According to his son Adam Stewart, his father kept a recent health diagnosis private and died suddenly.

“He was a marketing genius and talented showman, but those who knew him best recognized that he was a dreamer who could dream bigger and better than anyone. It was often said: the best thing for people around him to do is be dream catchers,” Adam Stewart wrote on the Sandals website.

“That’s why he always credited his success to the incredible team around him, why he listened intently when it came to creating innovative things that would excite and delight our guests, and why it is so important that I remind you today of all days, that we will all continue to be his dream catchers.”

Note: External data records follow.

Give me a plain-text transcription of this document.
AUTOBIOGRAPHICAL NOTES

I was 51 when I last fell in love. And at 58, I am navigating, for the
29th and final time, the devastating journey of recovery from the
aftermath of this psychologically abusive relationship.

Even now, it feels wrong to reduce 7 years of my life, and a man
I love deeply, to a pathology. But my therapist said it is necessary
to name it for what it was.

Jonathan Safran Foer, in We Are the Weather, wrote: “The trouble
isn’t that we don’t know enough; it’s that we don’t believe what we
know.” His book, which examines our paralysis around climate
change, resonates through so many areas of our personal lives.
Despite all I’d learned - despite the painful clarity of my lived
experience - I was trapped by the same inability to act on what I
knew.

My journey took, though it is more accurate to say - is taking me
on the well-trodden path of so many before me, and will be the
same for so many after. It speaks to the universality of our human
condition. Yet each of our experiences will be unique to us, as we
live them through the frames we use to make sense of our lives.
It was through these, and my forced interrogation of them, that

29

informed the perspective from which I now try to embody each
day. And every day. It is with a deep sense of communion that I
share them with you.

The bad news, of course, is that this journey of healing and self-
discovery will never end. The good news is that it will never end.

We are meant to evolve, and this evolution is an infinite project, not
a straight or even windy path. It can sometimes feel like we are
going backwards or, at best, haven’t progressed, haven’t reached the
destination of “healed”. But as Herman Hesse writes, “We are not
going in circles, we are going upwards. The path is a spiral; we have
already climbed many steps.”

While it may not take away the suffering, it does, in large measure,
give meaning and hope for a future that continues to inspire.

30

Born in Jamaica, Stewart founded the first Sandals resort in Montego Bay in 1981 and expanded to 16 other locations in the Caribbean.

Jamaica tourism minister Edmund Bartlett praised Stewart for helping make the island nation a vacation hotspot.

“Butch was truly an icon and innovator, philanthropist and perhaps the greatest marketer tourism has ever seen,” Stewart said in a statement to the Daily News. “I think that we can look back on his life and times and draw inspiration from the success that he has had. But I think, most importantly, we can be inspired by his resilience and the fact that he has started from nowhere, and has ended up as being one of the most celebrated human beings that Jamaica has produced in the last century.”

Stewart is survived by his wife Cheryl and their seven children.